Assume contrary that $f(x)<N$ for all $x\in\mathbb{R}^+$. $$f(x+f(y))^2\geq f(x)\left(f(x+f(y))+f(y)\right)>f(x)\cdot f(x+f(y))$$$\implies f(x+f(y))>f(x)$. So $$N^2>f(x+f(y))^2\geq f(x)\left(f(x+f(y))+f(y)\right)>f(x)^2+f(x)\cdot f(y)$$Setting $x=y$ gives that $\frac{N}{\sqrt{2}}>f(x)$ for all $x\in\mathbb{R}^+$. So induction give that $\frac{N}{(\sqrt{2})^n}>f(x)$ for all $n\in\mathbb{N}$. Sending $n$ to infinity gives contradiction. So $f$ is unbounded.

if $\mathbb{R}^+$ refers to the set of nonnegatives reals as french meaning we have to add $ f\ne 0$

Put $x=y$ we get $f(x+f(x))^2 \ge f(x) \left( f(x+f(x))+f(x) \right)$, so $f(x+f(x)) \ge \frac{1+\sqrt{5}}{2} f(x)$. Iterating shows that $f$ is unbounded.

$P(x,x) \implies f(x+f(x)) > f(x)$ it follows from this inequality that the function $f$ is unbounded.
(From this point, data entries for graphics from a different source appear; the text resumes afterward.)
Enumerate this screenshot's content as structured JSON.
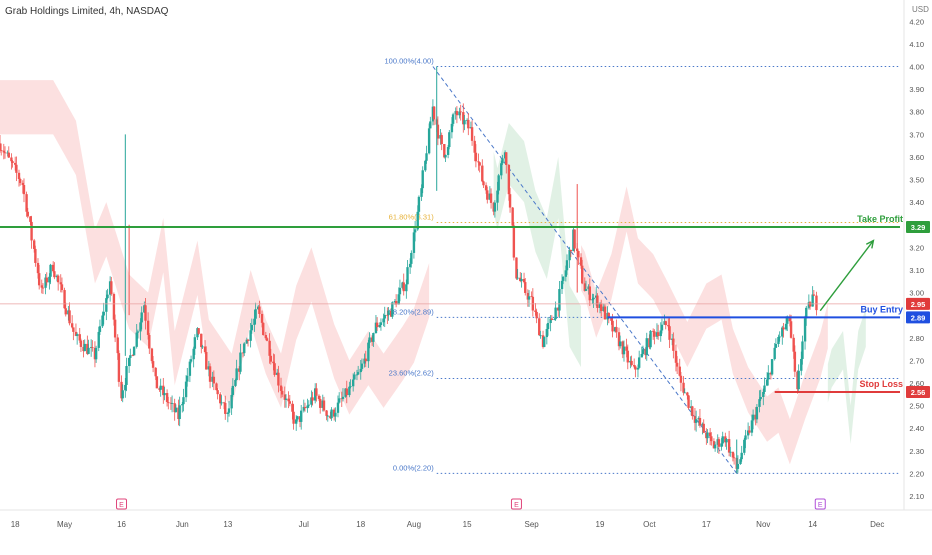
{
  "header": {
    "title": "Grab Holdings Limited, 4h, NASDAQ",
    "currency": "USD"
  },
  "chart_data": {
    "type": "candlestick",
    "title": "Grab Holdings Limited, 4h, NASDAQ",
    "ylim": [
      2.1,
      4.25
    ],
    "y_ticks": [
      "4.20",
      "4.10",
      "4.00",
      "3.90",
      "3.80",
      "3.70",
      "3.60",
      "3.50",
      "3.40",
      "3.30",
      "3.20",
      "3.10",
      "3.00",
      "2.90",
      "2.80",
      "2.70",
      "2.60",
      "2.50",
      "2.40",
      "2.30",
      "2.20",
      "2.10"
    ],
    "x_range": [
      "Apr 14",
      "Dec 7"
    ],
    "x_ticks": [
      {
        "label": "18",
        "date": "2023-04-18"
      },
      {
        "label": "May",
        "date": "2023-05-01"
      },
      {
        "label": "16",
        "date": "2023-05-16"
      },
      {
        "label": "Jun",
        "date": "2023-06-01"
      },
      {
        "label": "13",
        "date": "2023-06-13"
      },
      {
        "label": "Jul",
        "date": "2023-07-03"
      },
      {
        "label": "18",
        "date": "2023-07-18"
      },
      {
        "label": "Aug",
        "date": "2023-08-01"
      },
      {
        "label": "15",
        "date": "2023-08-15"
      },
      {
        "label": "Sep",
        "date": "2023-09-01"
      },
      {
        "label": "19",
        "date": "2023-09-19"
      },
      {
        "label": "Oct",
        "date": "2023-10-02"
      },
      {
        "label": "17",
        "date": "2023-10-17"
      },
      {
        "label": "Nov",
        "date": "2023-11-01"
      },
      {
        "label": "14",
        "date": "2023-11-14"
      },
      {
        "label": "Dec",
        "date": "2023-12-01"
      }
    ],
    "price_path": [
      [
        "2023-04-14",
        3.66
      ],
      [
        "2023-04-20",
        3.48
      ],
      [
        "2023-04-25",
        3.0
      ],
      [
        "2023-04-28",
        3.12
      ],
      [
        "2023-05-04",
        2.8
      ],
      [
        "2023-05-09",
        2.72
      ],
      [
        "2023-05-13",
        3.05
      ],
      [
        "2023-05-16",
        2.55
      ],
      [
        "2023-05-22",
        2.95
      ],
      [
        "2023-05-25",
        2.6
      ],
      [
        "2023-05-31",
        2.45
      ],
      [
        "2023-06-05",
        2.82
      ],
      [
        "2023-06-09",
        2.6
      ],
      [
        "2023-06-13",
        2.45
      ],
      [
        "2023-06-17",
        2.75
      ],
      [
        "2023-06-21",
        2.92
      ],
      [
        "2023-06-27",
        2.58
      ],
      [
        "2023-07-01",
        2.42
      ],
      [
        "2023-07-06",
        2.55
      ],
      [
        "2023-07-10",
        2.45
      ],
      [
        "2023-07-15",
        2.57
      ],
      [
        "2023-07-18",
        2.65
      ],
      [
        "2023-07-22",
        2.85
      ],
      [
        "2023-07-26",
        2.92
      ],
      [
        "2023-07-30",
        3.05
      ],
      [
        "2023-08-03",
        3.45
      ],
      [
        "2023-08-06",
        3.82
      ],
      [
        "2023-08-09",
        3.6
      ],
      [
        "2023-08-12",
        3.8
      ],
      [
        "2023-08-16",
        3.72
      ],
      [
        "2023-08-19",
        3.5
      ],
      [
        "2023-08-22",
        3.38
      ],
      [
        "2023-08-25",
        3.65
      ],
      [
        "2023-08-28",
        3.08
      ],
      [
        "2023-09-01",
        2.96
      ],
      [
        "2023-09-04",
        2.78
      ],
      [
        "2023-09-08",
        2.95
      ],
      [
        "2023-09-12",
        3.25
      ],
      [
        "2023-09-15",
        3.02
      ],
      [
        "2023-09-19",
        2.95
      ],
      [
        "2023-09-23",
        2.82
      ],
      [
        "2023-09-28",
        2.65
      ],
      [
        "2023-10-03",
        2.82
      ],
      [
        "2023-10-07",
        2.86
      ],
      [
        "2023-10-10",
        2.62
      ],
      [
        "2023-10-14",
        2.45
      ],
      [
        "2023-10-19",
        2.32
      ],
      [
        "2023-10-22",
        2.36
      ],
      [
        "2023-10-25",
        2.22
      ],
      [
        "2023-10-29",
        2.42
      ],
      [
        "2023-11-02",
        2.6
      ],
      [
        "2023-11-05",
        2.8
      ],
      [
        "2023-11-08",
        2.88
      ],
      [
        "2023-11-10",
        2.55
      ],
      [
        "2023-11-12",
        2.88
      ],
      [
        "2023-11-14",
        2.98
      ],
      [
        "2023-11-15",
        2.95
      ]
    ],
    "fibonacci": [
      {
        "label": "100.00%(4.00)",
        "price": 4.0
      },
      {
        "label": "61.80%(3.31)",
        "price": 3.31
      },
      {
        "label": "38.20%(2.89)",
        "price": 2.89
      },
      {
        "label": "23.60%(2.62)",
        "price": 2.62
      },
      {
        "label": "0.00%(2.20)",
        "price": 2.2
      }
    ],
    "levels": [
      {
        "name": "Take Profit",
        "price": 3.29,
        "badge": "3.29",
        "color": "#2e9e3c"
      },
      {
        "name": "Buy Entry",
        "price": 2.89,
        "badge": "2.89",
        "color": "#1f4fe0"
      },
      {
        "name": "Stop Loss",
        "price": 2.56,
        "badge": "2.56",
        "color": "#e03b3b"
      }
    ],
    "current_price": {
      "price": 2.95,
      "badge": "2.95"
    },
    "event_markers": [
      {
        "label": "E",
        "date": "2023-05-16",
        "color": "#e0457b"
      },
      {
        "label": "E",
        "date": "2023-08-28",
        "color": "#e0457b"
      },
      {
        "label": "E",
        "date": "2023-11-16",
        "color": "#b04fd8"
      }
    ],
    "colors": {
      "up": "#26a69a",
      "down": "#ef5350",
      "cloud_bear": "#fbdada",
      "cloud_bull": "#dcefe0",
      "fib": "#4a78c9"
    }
  }
}
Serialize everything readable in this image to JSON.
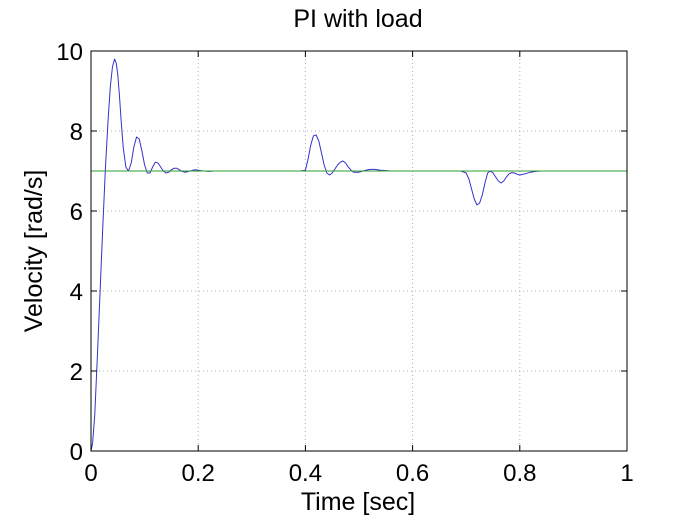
{
  "chart_data": {
    "type": "line",
    "title": "PI with load",
    "xlabel": "Time [sec]",
    "ylabel": "Velocity [rad/s]",
    "xlim": [
      0,
      1
    ],
    "ylim": [
      0,
      10
    ],
    "xticks": [
      0,
      0.2,
      0.4,
      0.6,
      0.8,
      1
    ],
    "xtick_labels": [
      "0",
      "0.2",
      "0.4",
      "0.6",
      "0.8",
      "1"
    ],
    "yticks": [
      0,
      2,
      4,
      6,
      8,
      10
    ],
    "ytick_labels": [
      "0",
      "2",
      "4",
      "6",
      "8",
      "10"
    ],
    "grid": true,
    "series": [
      {
        "color": "#3333cc",
        "x": [
          0,
          0.003,
          0.007,
          0.012,
          0.017,
          0.022,
          0.027,
          0.032,
          0.036,
          0.04,
          0.044,
          0.047,
          0.05,
          0.053,
          0.056,
          0.06,
          0.065,
          0.07,
          0.075,
          0.08,
          0.085,
          0.09,
          0.095,
          0.1,
          0.105,
          0.11,
          0.115,
          0.12,
          0.125,
          0.13,
          0.135,
          0.14,
          0.145,
          0.15,
          0.155,
          0.16,
          0.165,
          0.17,
          0.175,
          0.18,
          0.185,
          0.19,
          0.195,
          0.2,
          0.205,
          0.21,
          0.22,
          0.23,
          0.24,
          0.25,
          0.26,
          0.28,
          0.3,
          0.32,
          0.34,
          0.36,
          0.38,
          0.39,
          0.4,
          0.405,
          0.41,
          0.415,
          0.42,
          0.425,
          0.43,
          0.435,
          0.44,
          0.445,
          0.45,
          0.455,
          0.46,
          0.465,
          0.47,
          0.475,
          0.48,
          0.485,
          0.49,
          0.5,
          0.51,
          0.52,
          0.53,
          0.54,
          0.56,
          0.6,
          0.65,
          0.69,
          0.7,
          0.705,
          0.71,
          0.715,
          0.72,
          0.725,
          0.73,
          0.735,
          0.74,
          0.745,
          0.75,
          0.755,
          0.76,
          0.765,
          0.77,
          0.775,
          0.78,
          0.785,
          0.79,
          0.795,
          0.8,
          0.81,
          0.82,
          0.83,
          0.84,
          0.86,
          0.9
        ],
        "y": [
          0,
          0.2,
          0.9,
          2.4,
          4.0,
          5.6,
          7.1,
          8.3,
          9.1,
          9.6,
          9.8,
          9.7,
          9.4,
          8.9,
          8.3,
          7.6,
          7.1,
          7.0,
          7.2,
          7.6,
          7.85,
          7.8,
          7.5,
          7.15,
          6.95,
          6.95,
          7.1,
          7.22,
          7.2,
          7.1,
          7.0,
          6.95,
          6.97,
          7.03,
          7.07,
          7.07,
          7.03,
          6.99,
          6.97,
          6.98,
          7.0,
          7.02,
          7.03,
          7.02,
          7.01,
          7.0,
          6.99,
          7.0,
          7.0,
          7.0,
          7.0,
          7.0,
          7.0,
          7.0,
          7.0,
          7.0,
          7.0,
          7.0,
          7.02,
          7.3,
          7.65,
          7.88,
          7.9,
          7.75,
          7.45,
          7.15,
          6.95,
          6.9,
          6.95,
          7.05,
          7.15,
          7.22,
          7.25,
          7.2,
          7.1,
          7.02,
          6.97,
          6.97,
          7.01,
          7.04,
          7.04,
          7.02,
          7.0,
          7.0,
          7.0,
          7.0,
          6.95,
          6.8,
          6.55,
          6.3,
          6.15,
          6.2,
          6.4,
          6.7,
          6.95,
          7.0,
          6.95,
          6.85,
          6.75,
          6.7,
          6.75,
          6.85,
          6.93,
          6.96,
          6.95,
          6.92,
          6.9,
          6.93,
          6.97,
          6.99,
          7.0,
          7.0,
          7.0
        ]
      },
      {
        "color": "#2e9e2e",
        "x": [
          0,
          1
        ],
        "y": [
          7,
          7
        ]
      }
    ]
  }
}
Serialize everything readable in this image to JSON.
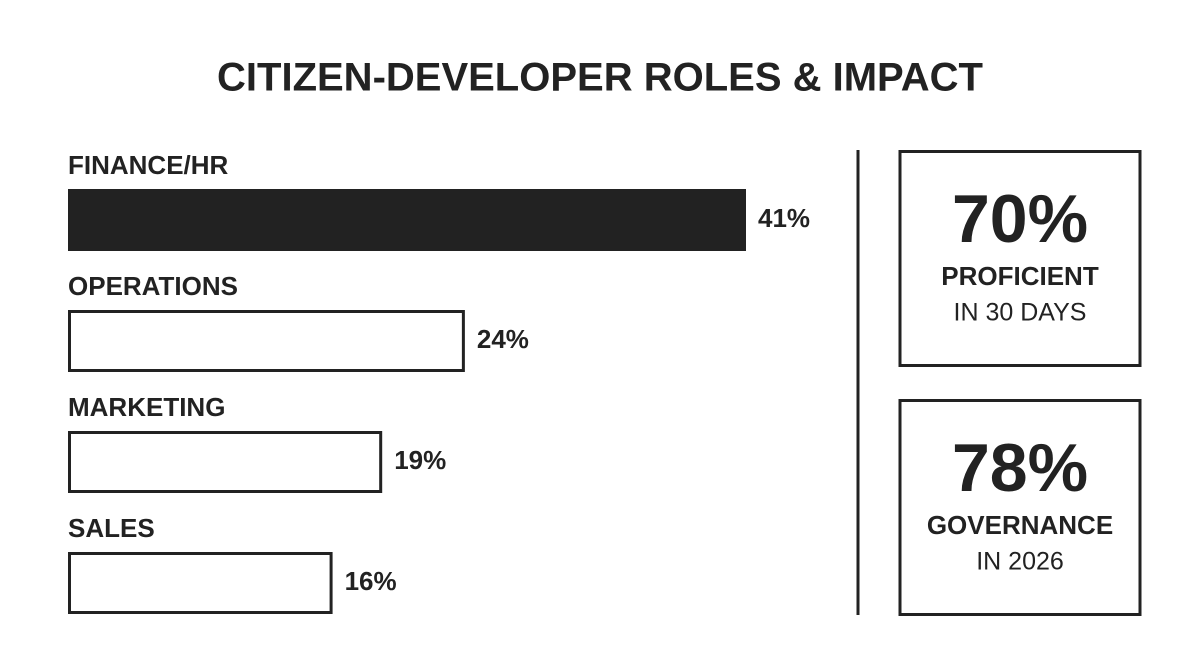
{
  "chart_data": {
    "type": "bar",
    "orientation": "horizontal",
    "title": "CITIZEN-DEVELOPER ROLES & IMPACT",
    "categories": [
      "FINANCE/HR",
      "OPERATIONS",
      "MARKETING",
      "SALES"
    ],
    "values": [
      41,
      24,
      19,
      16
    ],
    "value_labels": [
      "41%",
      "24%",
      "19%",
      "16%"
    ],
    "colors": [
      "#222222",
      "#ffffff",
      "#ffffff",
      "#ffffff"
    ]
  },
  "stats": [
    {
      "value": "70%",
      "label": "PROFICIENT",
      "sublabel": "IN 30 DAYS"
    },
    {
      "value": "78%",
      "label": "GOVERNANCE",
      "sublabel": "IN 2026"
    }
  ]
}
lazizbek42 wrote: $P(x,x) \implies f(x+f(x)) > f(x)$ it follows from this inequality that the function $f$ is unbounded. I don't think so. Because $f(m) >f(n) $ for all $m>n$ doesn't mean that this function is unbounded. For example $f(x) =1-\frac{1}{2^x}$ is strictly increasing function, but it has bound, which is $1$.